Texas state health commissioner David Lakey said the unusual quarantine step with the four people who stayed with the Ebola patient was so health officials could do the necessary monitoring, including checking them for fevers over the next 21 days.

Texas officials are delivering groceries to the home where the patient stayed and are preparing to have it professionally cleaned.

Dallas County Judge Clay Jenkins said Duncan's belongings and clothes and household trash, possibly including his sheets, are bagged inside the house so the people who live there cannot come into contact with them until they are removed.

Liberia plans to prosecute Dunan, alleging he lied on an airport questionnaire about not having any contact with an infected person, authorities said Thursday.

Duncan filled out a series of questions about his health and activities before leaving on his journey to Dallas. On a Sept. 19 form obtained by The Associated Press, he answered no to all of them.
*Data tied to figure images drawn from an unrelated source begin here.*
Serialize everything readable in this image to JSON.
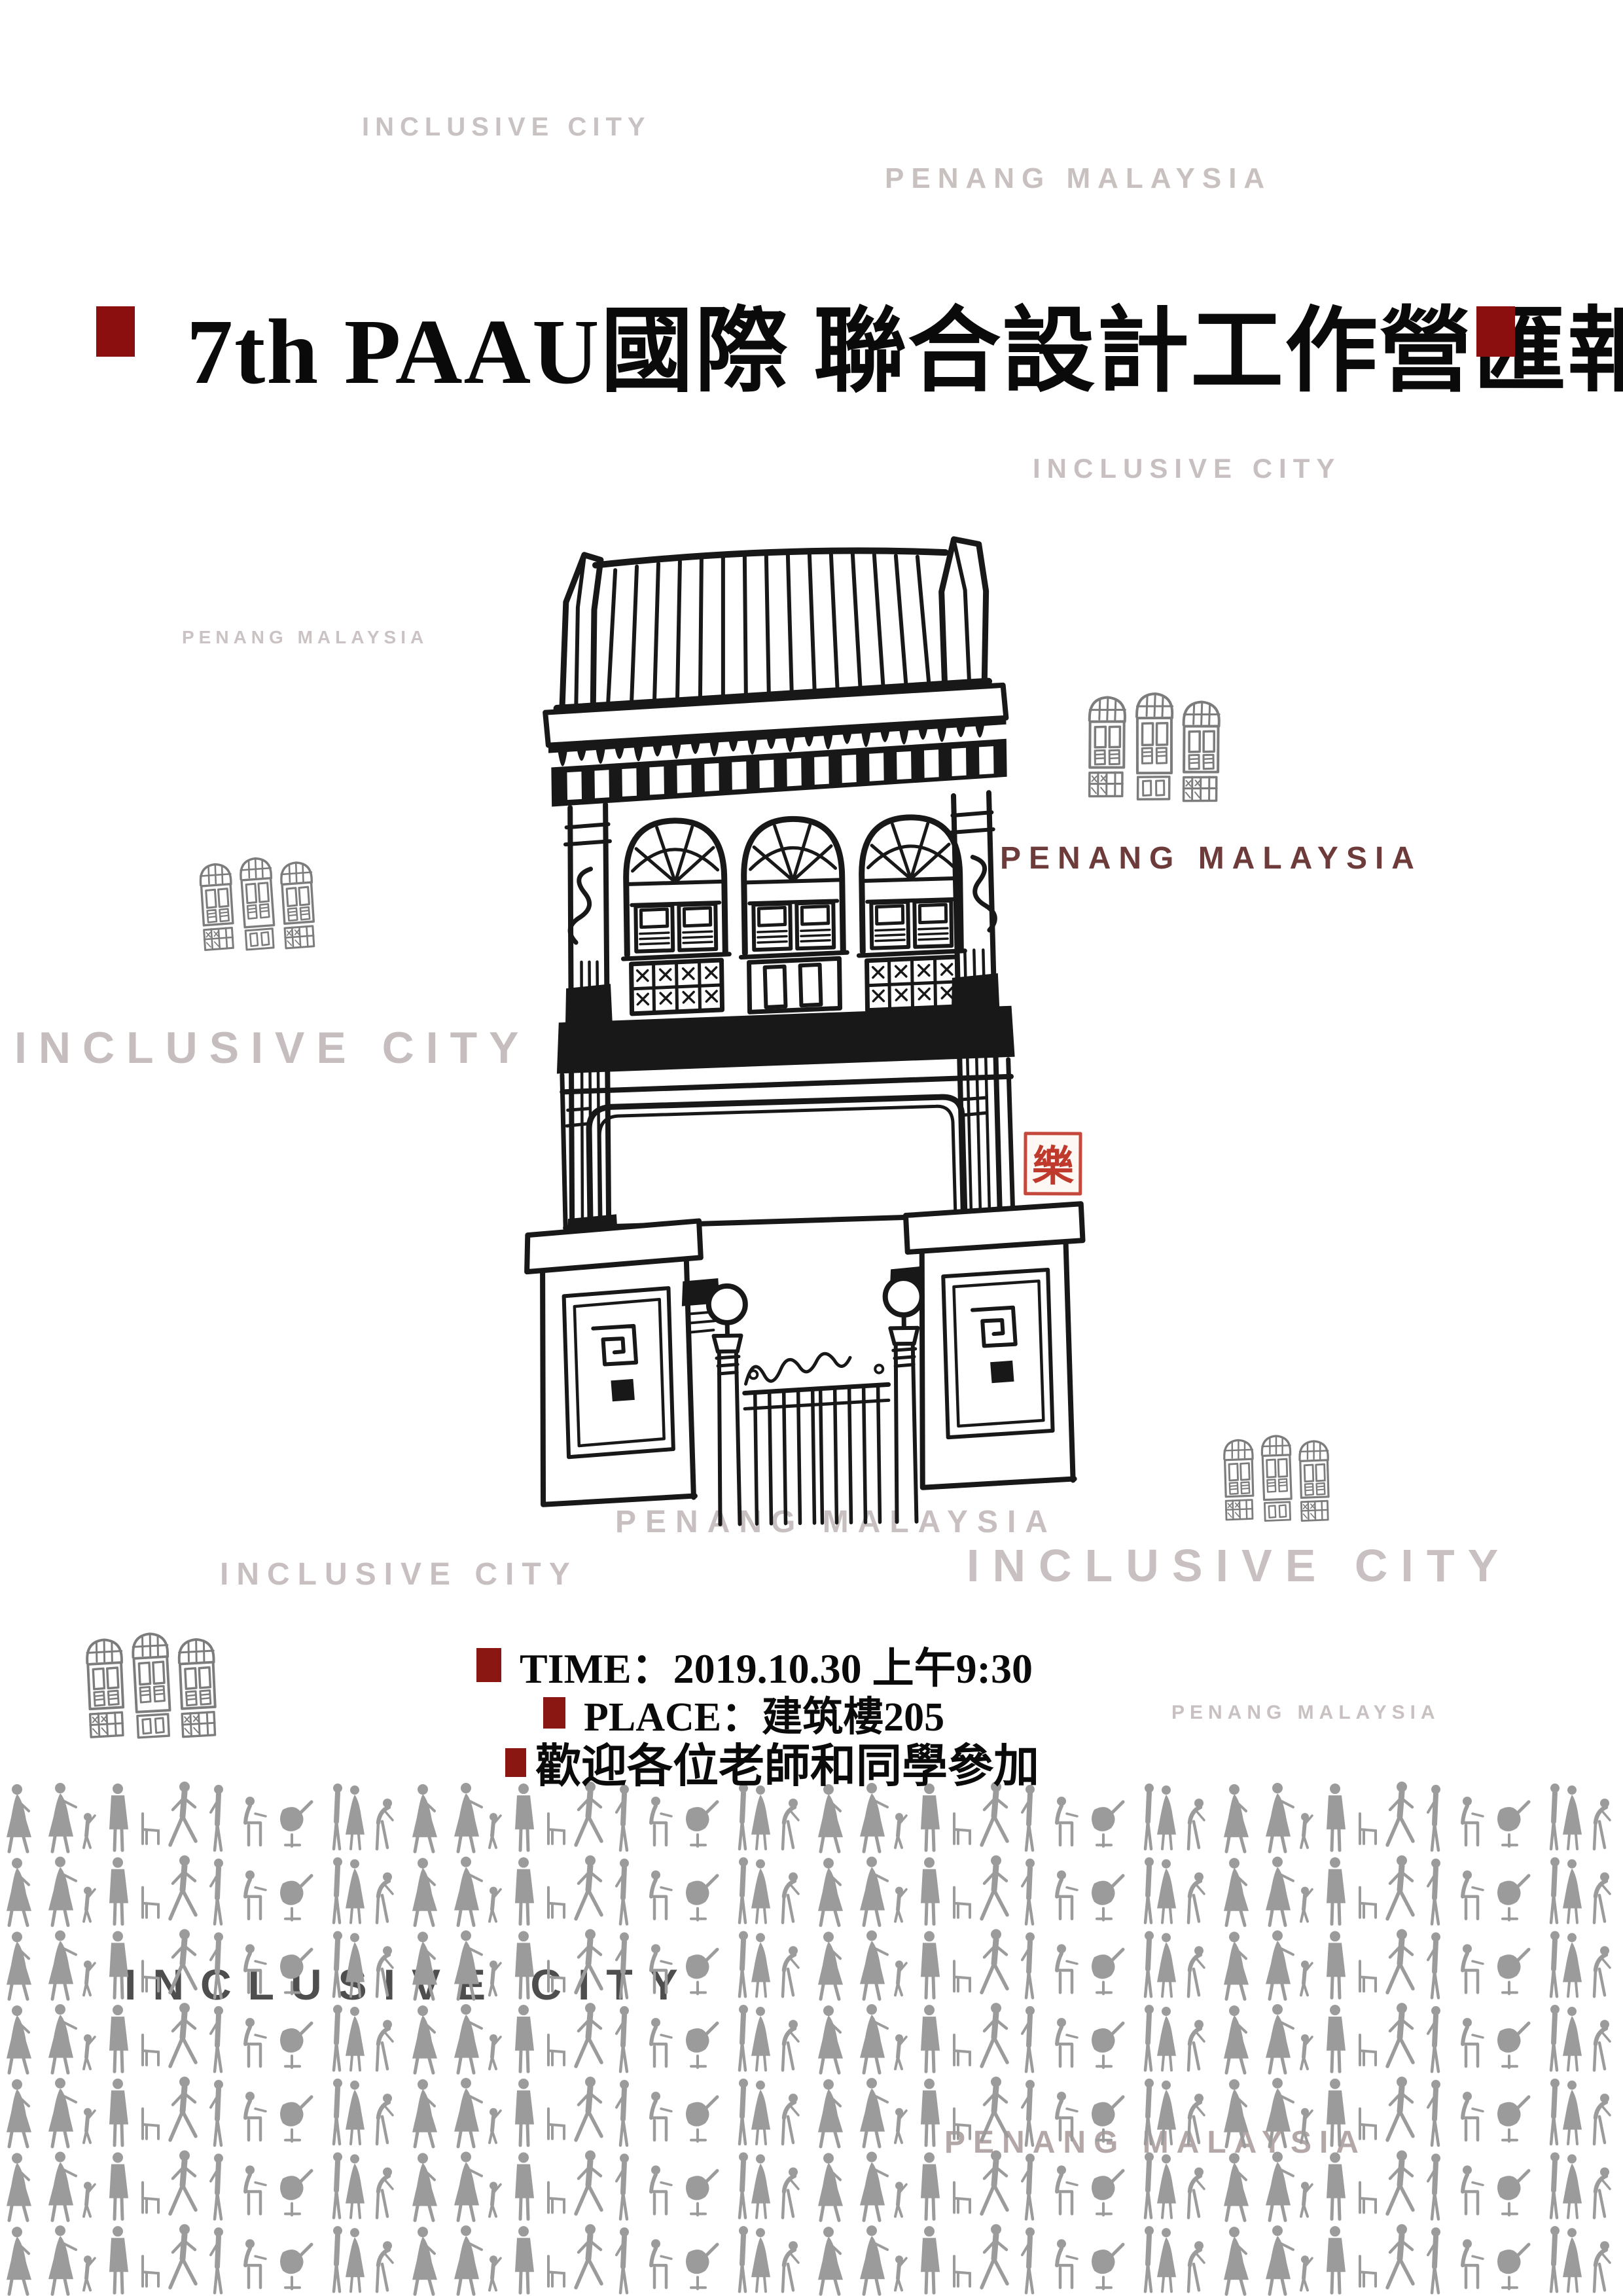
{
  "poster": {
    "title": {
      "text": "7th PAAU國際 聯合設計工作營匯報"
    },
    "watermarks": {
      "inclusive_city": "INCLUSIVE CITY",
      "penang_malaysia": "PENANG MALAYSIA"
    },
    "highlight": {
      "penang_malaysia_red": "PENANG MALAYSIA"
    },
    "seal": {
      "character": "樂"
    },
    "event_details": [
      {
        "text": "TIME：2019.10.30 上午9:30"
      },
      {
        "text": "PLACE：建筑樓205"
      },
      {
        "text": "歡迎各位老師和同學參加"
      }
    ],
    "colors": {
      "accent_dark_red": "#8b0f0f",
      "bullet_red": "#8b1712",
      "maroon_text": "#6e3b3b",
      "watermark_gray": "#c7bfbf",
      "crowd_overlay_dark": "#4e4e4e",
      "crowd_gray": "#9b9b9b",
      "seal_red": "#bf3a2d",
      "ink": "#181818"
    },
    "icons": {
      "window_stamp": "three-shophouse-windows-icon",
      "building": "penang-shophouse-illustration",
      "crowd": "people-silhouettes-pattern"
    }
  }
}
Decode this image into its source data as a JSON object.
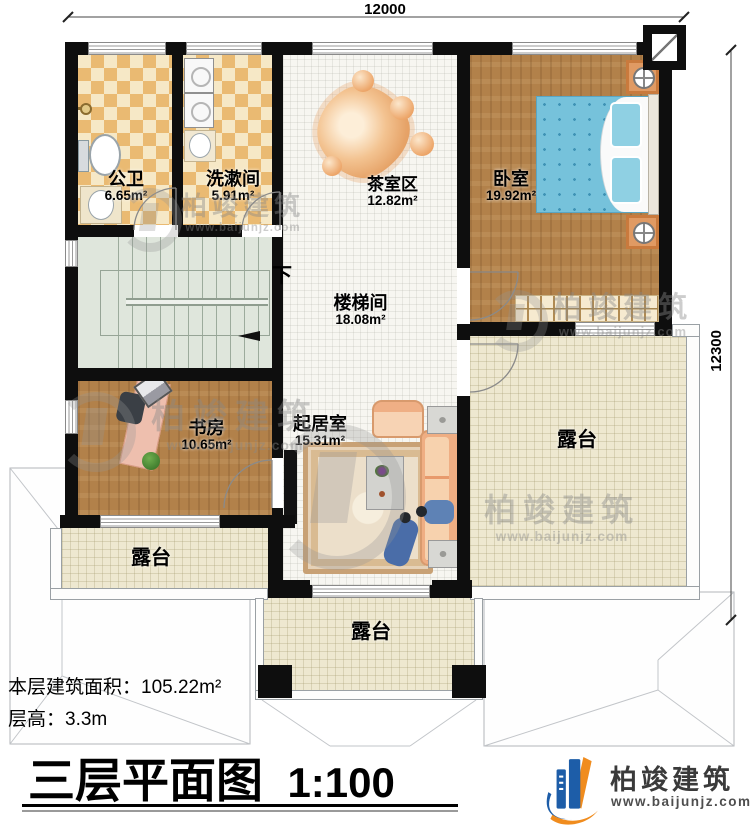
{
  "dimensions": {
    "top": "12000",
    "right": "12300"
  },
  "plan": {
    "rooms": [
      {
        "id": "gongwei",
        "name": "公卫",
        "area": "6.65m²"
      },
      {
        "id": "xishujian",
        "name": "洗漱间",
        "area": "5.91m²"
      },
      {
        "id": "chashiqu",
        "name": "茶室区",
        "area": "12.82m²"
      },
      {
        "id": "woshi",
        "name": "卧室",
        "area": "19.92m²"
      },
      {
        "id": "loutijian",
        "name": "楼梯间",
        "area": "18.08m²"
      },
      {
        "id": "shufang",
        "name": "书房",
        "area": "10.65m²"
      },
      {
        "id": "qijushi",
        "name": "起居室",
        "area": "15.31m²"
      }
    ],
    "terraces": [
      {
        "name": "露台"
      },
      {
        "name": "露台"
      },
      {
        "name": "露台"
      }
    ],
    "stairs_direction": "下"
  },
  "footer": {
    "building_area_label": "本层建筑面积：",
    "building_area_value": "105.22m²",
    "floor_height_label": "层高：",
    "floor_height_value": "3.3m",
    "title": "三层平面图",
    "scale": "1:100"
  },
  "brand": {
    "name": "柏竣建筑",
    "website": "www.baijunjz.com"
  },
  "watermark": {
    "name": "柏竣建筑",
    "website": "www.baijunjz.com"
  },
  "colors": {
    "wall": "#0e0e0e",
    "wood_floor": "#b2814a",
    "checker_tile": "#eaba72",
    "terrace_tile": "#eee8d0",
    "stair": "#dfe6dc",
    "bed_blue": "#76c2db",
    "furniture_peach": "#f3b98f",
    "stone_orange": "#e89a5e",
    "logo_blue": "#1d5da8",
    "logo_orange": "#f08c1e"
  }
}
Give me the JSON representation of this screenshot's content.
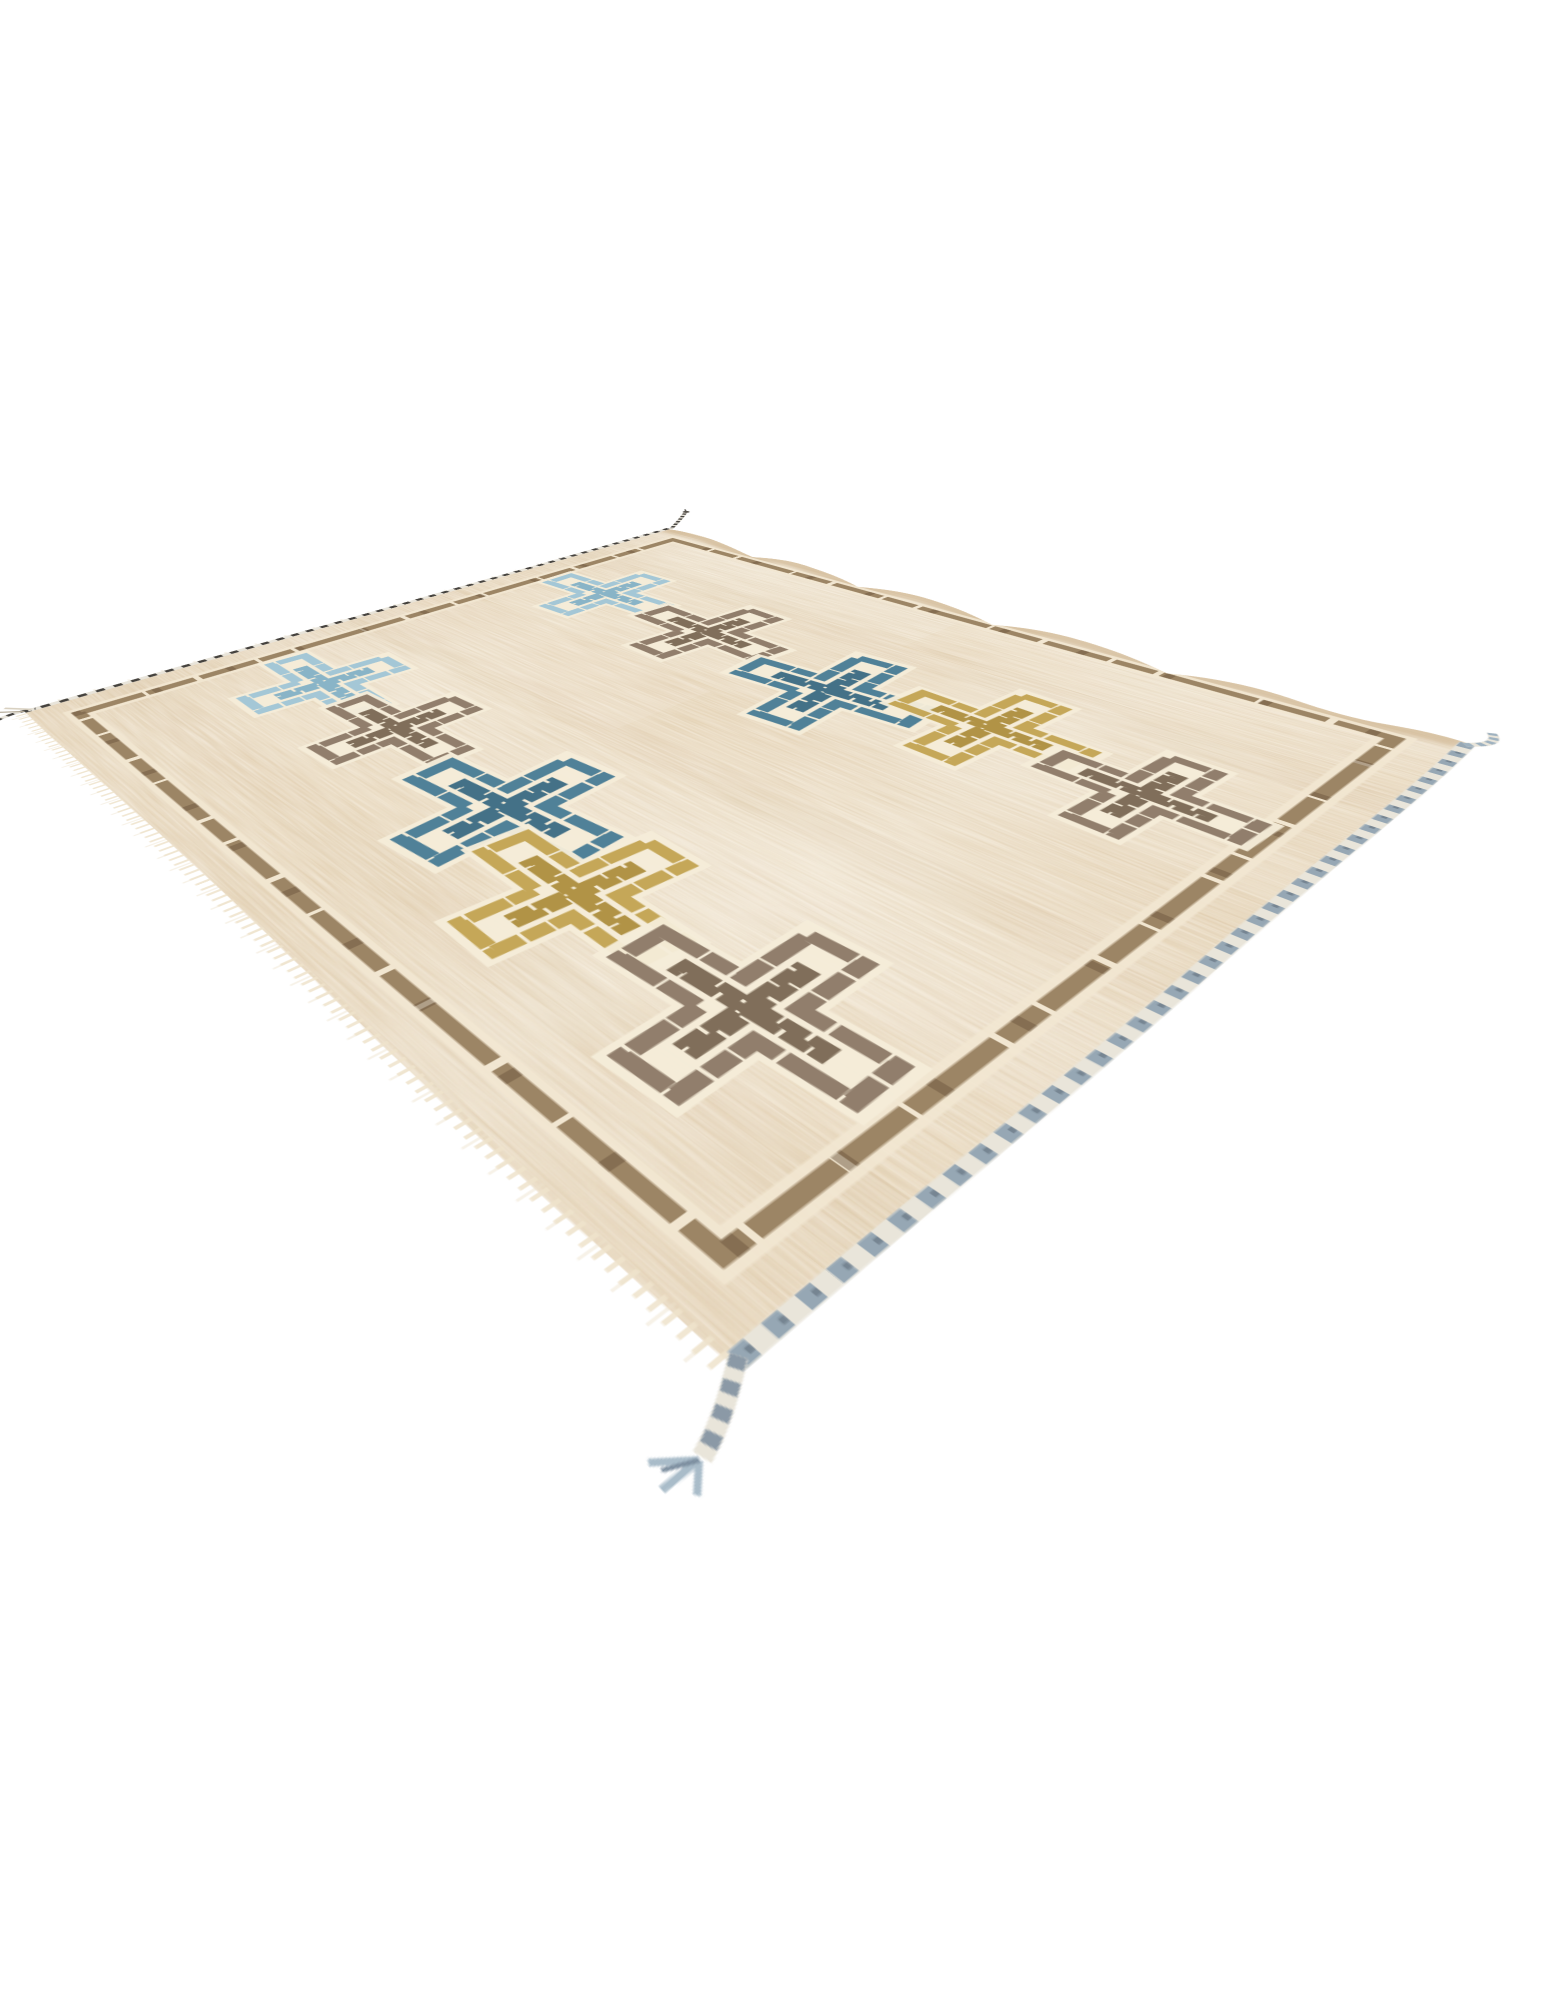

Among other questions, the form asked whether Duncan had cared for an Ebola patient or touched the body of anyone who had died in an area affected by Ebola.

"We expect people to do the honorable thing," said Binyah Kesselly, chairman of the board of directors of the Liberia Airport Authority in Monrovia. The agency took the case to the Ministry of Justice, which will formally prosecute it.

Neighbors in the Liberian capital believe Duncan become infected when he helped bundle a sick pregnant neighbor into a taxi a few weeks ago and set off with her to find treatment.

Meanwhile an American cameraman helping to cover the Ebola outbreak in Liberia for NBC News has tested positive for the virus and will be flown back to the United States for treatment.

NBC News President Deborah Turness said Thursday the rest of the NBC News crew including medical correspondent Dr. Nancy Snyderman will be flown back to the U.S. and placed in quarantine for 21 days "in an abundance of caution."

The cameraman has been working in Liberia for three years and covering the Ebola epidemic. He began shooting for the network Tuesday.